Just having some fun today. The code runs actually pretty fast: It reads over 1.5 million lines from 1.1GB of logs and sorts them by time-taken in 5 seconds. I bet there’s room for improvement but it was enough for my needs.

1
2
3
4
5
6
7
8
9
10
11
12
13
14
15
16
17
18
19
20
21
22
23
24
25
26
27
28
29
30
31
32
33
34
35
36
37
38
39
40
41
42
43
44
45
46
47
48
(ns iis_log
  (:require clojure.contrib.duck-streams clojure.contrib.io clojure.string clojure.test))
 
(def #^{:doc "Where the log files reside."} logs-directory "D:/userdata/jnetto/Desktop/zina_inside/W3SVC93479707")
 
(def #^{:doc "How many lines to show from logs."} top-to-show 25)
 
;; IIS log lines starting with # are comments
(defn is-not-comment?
  [^String s]
  (not= (.substring s 0 1) "#"))
 
(defn remove-comments
  [file-contents]
  (filter is-not-comment? file-contents))
 
;; Values on logs are separated by a space. Therefore, "-" is shown as a value when there is nothing there, instead of a space,
;; which would mess up the separator.
(defn nil-if-hyphen
  [s]
  (if (not= s "-") s))
 
(defstruct token :uri :time-taken :username)
 
(defn relevant-line-info
  "Returns a map with the path + querystring, time-taken and username from a log line."
  [line]
  (let [line-tokens (clojure.string/split line #" ")

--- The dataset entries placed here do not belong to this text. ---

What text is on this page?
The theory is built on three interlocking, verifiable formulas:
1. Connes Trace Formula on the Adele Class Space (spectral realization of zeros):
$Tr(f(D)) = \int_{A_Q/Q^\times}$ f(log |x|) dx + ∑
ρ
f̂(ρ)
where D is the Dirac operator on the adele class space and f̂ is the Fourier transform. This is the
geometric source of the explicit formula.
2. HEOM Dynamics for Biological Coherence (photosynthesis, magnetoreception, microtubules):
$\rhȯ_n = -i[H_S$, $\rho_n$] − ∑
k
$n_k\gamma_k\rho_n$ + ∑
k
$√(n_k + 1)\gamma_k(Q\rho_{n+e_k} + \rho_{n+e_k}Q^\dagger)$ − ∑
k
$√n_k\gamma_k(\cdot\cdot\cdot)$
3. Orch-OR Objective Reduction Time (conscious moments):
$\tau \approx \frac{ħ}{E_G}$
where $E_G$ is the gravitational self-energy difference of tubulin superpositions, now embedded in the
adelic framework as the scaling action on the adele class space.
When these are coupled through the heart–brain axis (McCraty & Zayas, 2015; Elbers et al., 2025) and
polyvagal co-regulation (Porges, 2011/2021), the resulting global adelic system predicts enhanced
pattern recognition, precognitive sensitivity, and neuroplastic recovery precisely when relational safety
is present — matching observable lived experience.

        cs-uri-stem (nth line-tokens 6)
        cs-uri-query (nth line-tokens 7)
        cs-username (nth line-tokens 9)]
    (struct-map token :uri (str cs-uri-stem (nil-if-hyphen cs-uri-query))

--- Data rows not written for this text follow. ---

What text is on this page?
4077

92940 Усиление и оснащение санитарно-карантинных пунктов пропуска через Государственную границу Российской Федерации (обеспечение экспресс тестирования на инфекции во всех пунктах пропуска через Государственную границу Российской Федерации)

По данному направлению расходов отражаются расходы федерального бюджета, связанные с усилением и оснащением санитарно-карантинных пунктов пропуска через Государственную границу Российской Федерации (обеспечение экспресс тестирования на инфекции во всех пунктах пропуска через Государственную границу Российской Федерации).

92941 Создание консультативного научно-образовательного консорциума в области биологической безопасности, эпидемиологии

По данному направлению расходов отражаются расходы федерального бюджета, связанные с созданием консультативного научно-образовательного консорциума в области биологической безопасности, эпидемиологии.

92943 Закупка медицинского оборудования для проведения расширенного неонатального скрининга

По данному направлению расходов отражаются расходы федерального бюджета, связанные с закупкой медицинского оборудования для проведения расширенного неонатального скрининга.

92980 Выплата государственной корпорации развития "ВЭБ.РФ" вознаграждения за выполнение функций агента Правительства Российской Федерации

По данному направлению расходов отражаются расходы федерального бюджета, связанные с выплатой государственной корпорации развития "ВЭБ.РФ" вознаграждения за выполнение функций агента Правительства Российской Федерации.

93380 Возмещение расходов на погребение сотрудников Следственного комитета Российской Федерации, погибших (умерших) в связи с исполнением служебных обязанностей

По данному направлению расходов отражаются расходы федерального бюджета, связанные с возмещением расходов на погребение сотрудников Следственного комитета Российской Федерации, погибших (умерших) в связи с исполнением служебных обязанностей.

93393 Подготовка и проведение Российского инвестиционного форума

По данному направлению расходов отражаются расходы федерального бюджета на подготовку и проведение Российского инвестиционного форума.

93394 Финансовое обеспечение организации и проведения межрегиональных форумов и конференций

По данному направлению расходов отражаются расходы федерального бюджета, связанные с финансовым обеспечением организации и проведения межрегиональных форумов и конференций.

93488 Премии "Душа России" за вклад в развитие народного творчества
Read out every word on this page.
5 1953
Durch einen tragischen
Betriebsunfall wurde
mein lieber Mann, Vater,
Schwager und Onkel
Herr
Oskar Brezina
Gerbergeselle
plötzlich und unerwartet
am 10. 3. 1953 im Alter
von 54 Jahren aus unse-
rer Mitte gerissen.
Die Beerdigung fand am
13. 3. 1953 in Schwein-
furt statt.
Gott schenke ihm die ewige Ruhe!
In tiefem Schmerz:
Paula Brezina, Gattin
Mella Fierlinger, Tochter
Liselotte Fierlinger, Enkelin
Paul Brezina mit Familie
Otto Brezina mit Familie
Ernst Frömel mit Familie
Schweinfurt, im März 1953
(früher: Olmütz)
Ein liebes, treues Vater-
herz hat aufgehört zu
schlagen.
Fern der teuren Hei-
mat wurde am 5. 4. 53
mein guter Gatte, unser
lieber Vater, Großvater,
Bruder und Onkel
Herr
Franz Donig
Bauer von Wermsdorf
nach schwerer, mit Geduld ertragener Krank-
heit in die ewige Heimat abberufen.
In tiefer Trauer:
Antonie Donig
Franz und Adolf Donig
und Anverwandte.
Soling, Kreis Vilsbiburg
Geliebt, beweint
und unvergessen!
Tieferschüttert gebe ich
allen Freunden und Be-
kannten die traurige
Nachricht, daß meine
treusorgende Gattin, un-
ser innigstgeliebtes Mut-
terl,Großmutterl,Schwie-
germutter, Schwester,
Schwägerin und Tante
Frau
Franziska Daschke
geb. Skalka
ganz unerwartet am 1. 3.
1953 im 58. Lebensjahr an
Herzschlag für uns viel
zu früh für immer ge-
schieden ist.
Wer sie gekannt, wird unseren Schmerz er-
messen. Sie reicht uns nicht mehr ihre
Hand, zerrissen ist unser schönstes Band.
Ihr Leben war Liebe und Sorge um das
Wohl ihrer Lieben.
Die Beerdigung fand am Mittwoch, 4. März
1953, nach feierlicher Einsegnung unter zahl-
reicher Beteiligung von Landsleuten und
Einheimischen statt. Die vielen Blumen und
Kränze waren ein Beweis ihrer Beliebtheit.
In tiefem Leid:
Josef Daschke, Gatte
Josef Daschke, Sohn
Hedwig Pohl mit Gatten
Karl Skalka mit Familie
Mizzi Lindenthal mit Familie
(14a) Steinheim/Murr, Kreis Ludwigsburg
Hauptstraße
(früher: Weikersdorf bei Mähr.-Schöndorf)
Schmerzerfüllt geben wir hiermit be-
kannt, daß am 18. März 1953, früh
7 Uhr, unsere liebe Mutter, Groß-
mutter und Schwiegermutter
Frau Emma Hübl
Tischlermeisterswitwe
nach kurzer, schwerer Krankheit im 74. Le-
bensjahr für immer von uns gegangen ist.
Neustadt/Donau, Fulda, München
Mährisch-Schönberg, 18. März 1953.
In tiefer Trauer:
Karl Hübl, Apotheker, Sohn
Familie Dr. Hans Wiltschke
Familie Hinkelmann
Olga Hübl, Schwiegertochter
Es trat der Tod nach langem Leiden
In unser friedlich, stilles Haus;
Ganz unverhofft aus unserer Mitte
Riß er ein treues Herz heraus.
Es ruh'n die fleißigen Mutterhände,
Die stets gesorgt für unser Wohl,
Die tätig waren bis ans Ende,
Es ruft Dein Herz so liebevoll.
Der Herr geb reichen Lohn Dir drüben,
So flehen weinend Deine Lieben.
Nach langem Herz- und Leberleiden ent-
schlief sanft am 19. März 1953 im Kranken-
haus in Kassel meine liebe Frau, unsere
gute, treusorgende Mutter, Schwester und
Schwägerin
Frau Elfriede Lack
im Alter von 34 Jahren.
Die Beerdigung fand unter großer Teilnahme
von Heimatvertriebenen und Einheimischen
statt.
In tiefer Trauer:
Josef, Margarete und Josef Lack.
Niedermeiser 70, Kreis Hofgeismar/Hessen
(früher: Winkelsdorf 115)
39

                      :time-taken (read-string (nth line-tokens 20))
                      :username (nil-if-hyphen cs-username))))
 
(def accesses (ref []))
 
(doseq [child (.listFiles (clojure.contrib.io/file logs-directory))]
  (println "Processing" child) ;; Just for debugging purposes, to show something is happening
  (let [file-contents (clojure.contrib.duck-streams/read-lines child)
        file-without-comments (remove-comments file-contents)
        tokens (map relevant-line-info file-without-comments)]
    (dosync (alter accesses concat (take top-to-show tokens))))) ;; We 'take 'top-to-show here as an optimization. If we will print
                                                                 ;; only top-to-show, why take more from each file?
 
;; Until here it's actually pretty fast. 'sort-by and 'reverse are actually the slowest parts of this script.
(doseq [line (take top-to-show (reverse (sort-by :time-taken @accesses)))] 
  (println line))
  • Matt

    You should be able to write
    tokens (map #(relevant-line-info %) file-without-comments)astokens (map relevant-line-info file-without-comments)since it’s a one argument function.

  • Well observed Matt. The code grew organically and I left the redundant #() there. Thanks for noticing, it is updated now.